Выбрать главу

А потом грянули революционные события: имение Волконского разгромили, имущество конфисковали, и ему, «фанатичному жрецу искусства» (Бенуа), сиятельному князю, неожиданно ставшему «буржуем» и «контрой», пришлось скрываться в Борисоглебске от ареста. За ним пришли, когда он направился в гости к одной старой знакомой, чтобы поиграть у нее на разбитом пианино. А в доме, где он нашел пристанище, уже допрашивали тех, кто дал князю приют:

— Кто он такой? Генерал? Военный? Царский чиновник?

— Нет, бывший князь Волконский, литератор.

— Литератор? Да? Где же он пишет?

— Где — довольно трудно сказать, а книги вот здесь есть; можете посмотреть.

Далее вошедшие с оружием спрашивают:

— А где его револьвер?

— У него нет револьвера и никогда не было; да и стрелять он не умеет.

— А где спрятаны пулеметы?..

Ну, и так далее, в духе красного абсурда первых лет революции.

В 1918 году князь Сергей Волконский приехал в Москву, переодетый в солдатскую шинель, с котомкой белья и платья, — все, что у него осталось от былого богатства. Волконский приехал, чтобы найти какое-то применение своим знаниям в условиях новой власти. Его два дня держали в подвале на Лубянке, потом все же отпустили. И он стал работать, как тогда говорили, «на культурном фронте». Читал лекции, вел занятия по театральному мастерству в разнообразных кружках и студиях, расплодившихся на первых порах без счету. Об одной такой студии Волконский пишет в своих воспоминаниях:

«Я был приглашен читать в красноармейском клубе в Кремле, в Клуб имени Свердлова. В Николаевском дворце, в бывших покоях великой княгини Елизаветы Феодоровны, за чудными зеркальными окнами, из которых вид на Замоскворечье, слонялись по паркетным полам, в шелковых креслах полулежали в папахах и шинелях красноармейские студийцы. Работа была неблагодарная. Слушателей моих гоняли на работу, на дежурства, в караулы, а то и вовсе угоняли на фронт…»

А в один день приходит к Волконскому некто Басалыго и интересуется, что делают красноармейцы:

— Репетиции? Зачем репетиции? Совсем не нужно, это препятствует свободному развитию коллективной личности, это тормозит свободное творчество.

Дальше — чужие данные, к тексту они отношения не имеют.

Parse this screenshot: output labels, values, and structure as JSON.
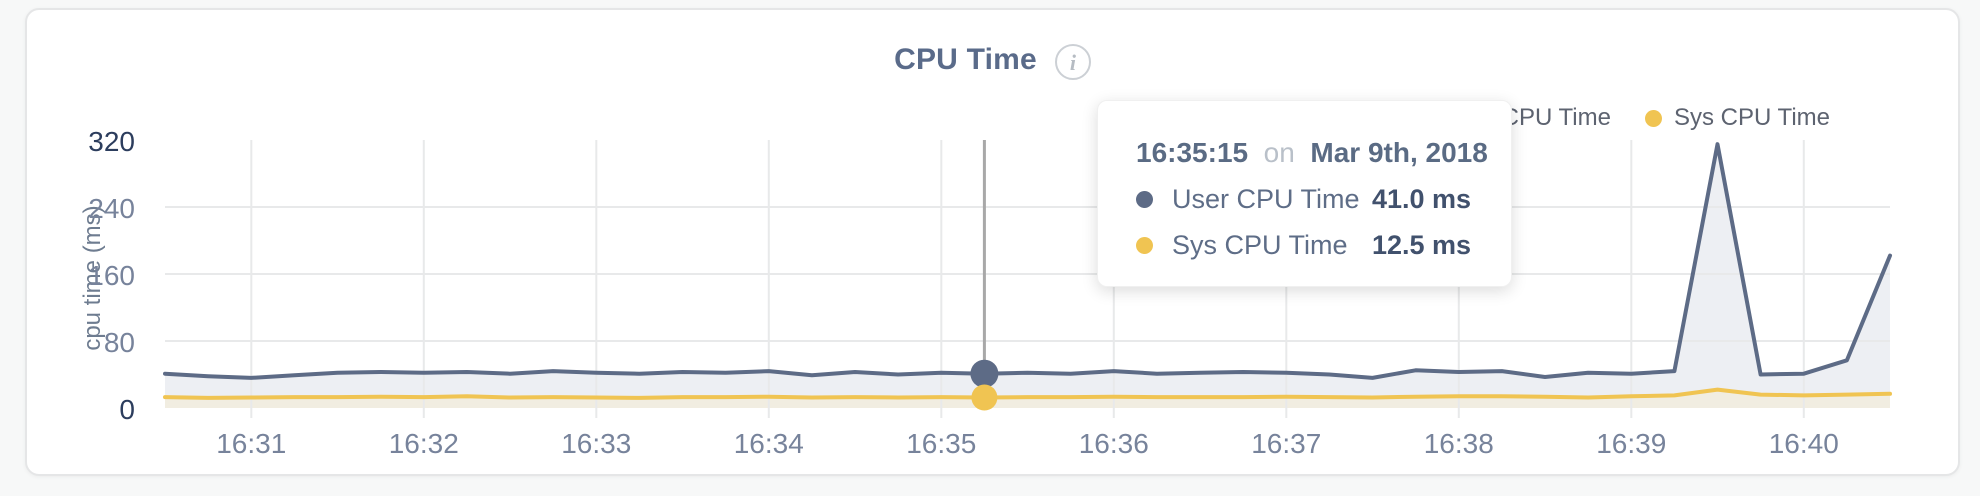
{
  "card": {
    "title": "CPU Time",
    "info_icon": "i"
  },
  "y_axis": {
    "label": "cpu time (ms)"
  },
  "legend": {
    "items": [
      {
        "label": "User CPU Time",
        "color": "#5d6b86"
      },
      {
        "label": "Sys CPU Time",
        "color": "#f0c452"
      }
    ]
  },
  "tooltip": {
    "time": "16:35:15",
    "connector": "on",
    "date": "Mar 9th, 2018",
    "rows": [
      {
        "label": "User CPU Time",
        "value": "41.0 ms",
        "color": "#5d6b86"
      },
      {
        "label": "Sys CPU Time",
        "value": "12.5 ms",
        "color": "#f0c452"
      }
    ]
  },
  "chart_data": {
    "type": "area",
    "title": "CPU Time",
    "ylabel": "cpu time (ms)",
    "ylim": [
      0,
      320
    ],
    "y_ticks": [
      320,
      240,
      160,
      80,
      0
    ],
    "y_gridlines": [
      240,
      160,
      80
    ],
    "x_ticks": [
      "16:31",
      "16:32",
      "16:33",
      "16:34",
      "16:35",
      "16:36",
      "16:37",
      "16:38",
      "16:39",
      "16:40"
    ],
    "time_start": "16:30:30",
    "time_end": "16:40:30",
    "grid": true,
    "legend_position": "top-right",
    "times": [
      "16:30:30",
      "16:30:45",
      "16:31:00",
      "16:31:15",
      "16:31:30",
      "16:31:45",
      "16:32:00",
      "16:32:15",
      "16:32:30",
      "16:32:45",
      "16:33:00",
      "16:33:15",
      "16:33:30",
      "16:33:45",
      "16:34:00",
      "16:34:15",
      "16:34:30",
      "16:34:45",
      "16:35:00",
      "16:35:15",
      "16:35:30",
      "16:35:45",
      "16:36:00",
      "16:36:15",
      "16:36:30",
      "16:36:45",
      "16:37:00",
      "16:37:15",
      "16:37:30",
      "16:37:45",
      "16:38:00",
      "16:38:15",
      "16:38:30",
      "16:38:45",
      "16:39:00",
      "16:39:15",
      "16:39:30",
      "16:39:45",
      "16:40:00",
      "16:40:15",
      "16:40:30"
    ],
    "series": [
      {
        "name": "User CPU Time",
        "color": "#5d6b86",
        "fill": "#edeff3",
        "unit": "ms",
        "values": [
          41,
          38,
          36,
          39,
          42,
          43,
          42,
          43,
          41,
          44,
          42,
          41,
          43,
          42,
          44,
          39,
          43,
          40,
          42,
          41,
          42,
          41,
          44,
          41,
          42,
          43,
          42,
          40,
          36,
          45,
          43,
          44,
          37,
          42,
          41,
          44,
          315,
          40,
          41,
          57,
          182
        ]
      },
      {
        "name": "Sys CPU Time",
        "color": "#f0c452",
        "fill": "#f1ede1",
        "unit": "ms",
        "values": [
          13,
          12,
          12.5,
          13,
          13,
          13.5,
          13,
          14,
          12.5,
          13,
          12.5,
          12,
          13,
          13,
          13.5,
          12.5,
          13,
          12.5,
          13,
          12.5,
          13,
          13,
          13.5,
          13,
          13,
          13,
          13.5,
          13,
          12.5,
          13.5,
          14,
          14,
          13.5,
          12.5,
          14,
          15,
          22,
          16,
          15,
          16,
          17
        ]
      }
    ],
    "hover": {
      "time": "16:35:15",
      "values": [
        41.0,
        12.5
      ],
      "line_color": "#a8a8a8"
    },
    "grid_color": "#e8e9ea"
  }
}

— Да как же пьесы ставить без репетиций? — возражал Волконский.

— Пьесы? Для чего пьесы?

— Да что же ставить?

— Да не ставить. А придут, посидят, расскажут друг другу свои переживания в октябрьские дни, пропоют три раза «Интернационал» и разойдутся. И у всех будет легко и тепло на душе.

От такой работы у князя Волконского отнюдь не было на душе легко и тепло, а напротив: сумрачно и печально. Советской власти князь был не нужен. Он отчетливо понял, что вместо культуры, вместо знаний в новой России культивируются самодовольство и воинствующее невежество. И осенью 1921 года он тайно перешел границу и стал эмигрантом. Его бегство было оправдано, так как Ленин в письме к Дзержинскому среди «растлителей учащейся молодежи», наряду с Бердяевым, Шестовым, Ильиным, назвал и имя князя Волконского. Письмо вождя означало, что надо принять соответствующие санкции, но Волконский их счастливо избежал.

«Наконец оставил за собой границу, отделяющую мрак советской России от прочего мира Божьего. Стоны, скрежет и плач остались там, во тьме… позади остались насилие, наглость и зверство…»

«Сейчас я уже не на родине — на чужбине, — писал Волконский, находясь на французской земле. — Вокруг меня зеленые горы, пастбища, леса, скалы. Надо мной синее небо, светозарные тучи. Вы скажете, что и там было синее небо, и там светозарные тучи? Может быть, но я их не видел; они были забрызганы, заплеваны, загажены; между небом и землей висел гнет бесправия, ненависти, смерти. И сама „равнодушная природа красою вечной“ уже не сияла. Здесь она сияет…»

В Париже Сергей Волконский стал театральным обозревателем газеты «Последние известия», кстати говоря, такая специальная дисциплина, как театроведение, целиком обязана своим рождением именно князю. Читал он лекции по истории русской культуры, русского театра для своих соотечественников, оказавшихся в эмиграции, выезжал с лекциями в Италию и США. Внимательно следил за театральной жизнью в Европе. Оставаясь верным классическим традициям, не принял авангардизм театральных постановок Арто, отверг новации Мейерхольда и не одобрил новаторство Михаила Чехова. В начале 30-х годов стал во главе Русской консерватории в Париже и объединил вокруг себя музыкантов-эмигрантов.